Compliance management provides a disciplined yet flexible means of control that orchestrates tasks, activities, and decisions across the contract lifecycle. It brings standards and best practices to bear in purchase approvals, tracking, enforcement, and performance management of goods and services.

No Cost Overrun

Automated workflow, one of the primary tools of compliance management, brings speed, discipline, and efficiency to the CLM approval process. For example, workflows that employ approvals may engage multiple stakeholders and departments, depending on the type and/or level of cost of the purchase or service. ContractFX™ monitors and estimates the cost-to-complete of a contract to bring attention to contracts that may face cost overruns. ContractFX™ supports “dynamic approvals”—workflows that enable the approval chain to change automatically as components of the contract are modified, adding or removing steps and approvers.

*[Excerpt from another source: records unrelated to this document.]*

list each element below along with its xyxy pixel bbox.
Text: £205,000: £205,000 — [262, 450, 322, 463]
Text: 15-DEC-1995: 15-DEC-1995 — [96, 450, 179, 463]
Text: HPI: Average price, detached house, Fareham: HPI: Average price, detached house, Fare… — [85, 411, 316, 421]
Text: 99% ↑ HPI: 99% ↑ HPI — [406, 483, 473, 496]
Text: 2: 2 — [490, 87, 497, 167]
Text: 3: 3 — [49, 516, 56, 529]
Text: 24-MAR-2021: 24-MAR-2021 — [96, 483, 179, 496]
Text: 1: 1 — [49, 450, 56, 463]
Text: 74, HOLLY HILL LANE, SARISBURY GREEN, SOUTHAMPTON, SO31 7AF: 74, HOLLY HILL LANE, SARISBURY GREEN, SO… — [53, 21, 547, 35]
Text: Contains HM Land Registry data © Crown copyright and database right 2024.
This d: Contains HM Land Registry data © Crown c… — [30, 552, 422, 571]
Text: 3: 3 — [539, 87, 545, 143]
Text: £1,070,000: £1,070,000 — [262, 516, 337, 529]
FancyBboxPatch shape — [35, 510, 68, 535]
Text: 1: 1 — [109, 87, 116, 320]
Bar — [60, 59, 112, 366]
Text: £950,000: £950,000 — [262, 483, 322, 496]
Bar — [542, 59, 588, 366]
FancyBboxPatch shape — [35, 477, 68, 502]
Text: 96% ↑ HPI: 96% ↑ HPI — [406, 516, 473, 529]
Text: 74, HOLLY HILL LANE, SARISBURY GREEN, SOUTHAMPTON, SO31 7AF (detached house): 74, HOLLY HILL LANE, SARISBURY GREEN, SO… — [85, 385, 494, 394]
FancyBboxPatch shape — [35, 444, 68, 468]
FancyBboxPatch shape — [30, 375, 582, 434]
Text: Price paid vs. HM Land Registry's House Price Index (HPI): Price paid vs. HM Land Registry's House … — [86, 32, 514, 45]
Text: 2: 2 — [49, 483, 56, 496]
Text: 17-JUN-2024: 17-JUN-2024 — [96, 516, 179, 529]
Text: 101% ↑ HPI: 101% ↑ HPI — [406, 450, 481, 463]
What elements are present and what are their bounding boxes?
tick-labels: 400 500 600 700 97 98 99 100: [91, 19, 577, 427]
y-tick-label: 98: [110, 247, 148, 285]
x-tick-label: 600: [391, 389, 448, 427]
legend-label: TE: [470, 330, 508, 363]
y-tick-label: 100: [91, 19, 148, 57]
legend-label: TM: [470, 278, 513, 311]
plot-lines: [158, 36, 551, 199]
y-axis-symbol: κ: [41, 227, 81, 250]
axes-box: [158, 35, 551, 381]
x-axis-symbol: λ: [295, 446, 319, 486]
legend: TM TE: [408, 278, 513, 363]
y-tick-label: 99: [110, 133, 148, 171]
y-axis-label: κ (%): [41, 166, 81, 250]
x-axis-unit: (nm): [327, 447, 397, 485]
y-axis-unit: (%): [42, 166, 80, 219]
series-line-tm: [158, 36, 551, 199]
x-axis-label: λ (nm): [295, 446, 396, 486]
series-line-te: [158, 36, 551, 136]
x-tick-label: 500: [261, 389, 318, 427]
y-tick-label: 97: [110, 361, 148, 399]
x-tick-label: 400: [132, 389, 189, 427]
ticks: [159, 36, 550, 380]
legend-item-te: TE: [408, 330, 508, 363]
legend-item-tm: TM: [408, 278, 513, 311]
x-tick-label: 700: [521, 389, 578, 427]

In the area of contract administration, process management functionality helps administrators track and enforce obligations and monitor key milestones via automated alerts triggered by business rules. These alerts reduce all manner of issues that contribute to revenue leakage and unrealized savings opportunities: missed payments, over and under payment, billing errors, and renegotiation windows that pass during the contract renewal period. For example, aggregation-based triggers can notify contract administrators when the total value of contracts with a vendor exceeds the contract or project balance not to exceed.

Many contracts, especially those of long standing, have numerous amendments, complicating the task of administration and making it difficult to understand the prevailing terms and conditions. ContractFX’s process management interface aggregates amendments into an effective, consolidated view that it more clearly defines the business relationship, helping to ensure that obligations are met.